The car crisis continues and is clearly visible in the Volkswagen accounts (+0,87% in Frankfurt) which in the third quarter of 2024 saw profits and operating results collapse due to the sharp drop in sales in China (-10%) and the equally sharp increase in operating costs. All this just a few days after the announcement of the closure of three plants in Germany with related staff cuts.
Volkswagen's quarterly
In the third quarter of 2024, the leading European car manufacturer recorded a net profit of 1,58 billion euros, down 63,7% compared to the same period of the previous year, "weighed down by high costs and lower sales in China".
Il Group turnover fell by 0,5% to 78,85 billion euros, but remained above analysts' forecasts of 76 billion in revenues. The Operating income, down 42% to 2,86 billion euros, in line with the average estimate of LSEG of 2,80 billion euros, while the edge The corresponding margin was 3,6%. However, the market had expected an operating margin of 4,2%. The weak performance of the core brands, including Volkswagen, Škoda, Seat-Cupra and Volkswagen Commercial Vehicles, was the main factor.

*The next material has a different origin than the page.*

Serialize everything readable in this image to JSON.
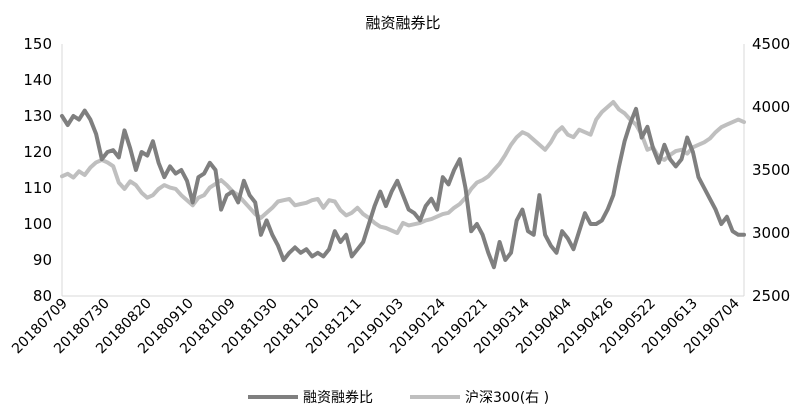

“We still know how to build great machines, but costs are far from being competitive”, said Volkswagen Group Chief Financial Officer Arno Antlitz during the presentation of the financial results for the third quarter and the first nine months of 2024.
Moving on to the nine months, in the period Sales in China fell 10%, with the company's market share falling to 2023% in 14,2 from 19,3% in 2020, weighed down by competition from Asian manufacturers, led by BYD, and by declining sales of diesel and petrol vehicles. As for the electric cars, in the first nine months of 2024, Volkswagen delivered 507 thousand units, equal to -5% year on year and a share of the entire production (6,5 million) of 8%, a percentage very far from the 20-25% necessary in 2025 to comply with the emission limits imposed by Brussels (otherwise there would be heavy sanctions).
Confirmed estimates (previously cut)
Volkswagen confirmed its profit forecast, which had been lowered several times this year, following rivals BMW and Mercedes-Benz, and its margin forecasts. As a result, the company continues to forecast operating profit of around 18 billion euros for 2024, which would correspond to a margin of around 5,6%. “This highlights the urgent need for significant cost reductions across all Group brands and efficiency gains,” CFO Arno Antlitz said in the statement, referring to the radical savings plan that the union made public on Monday and which includes Closure of 3 factories in Germany, for the first time in 87 years of history, tens of thousands of layoffs and 10% pay cuts. A second round of negotiations between Volkswagen and the powerful German union IG Metall is due to begin today, after the head of the works council threatened to break off talks and launch strikes.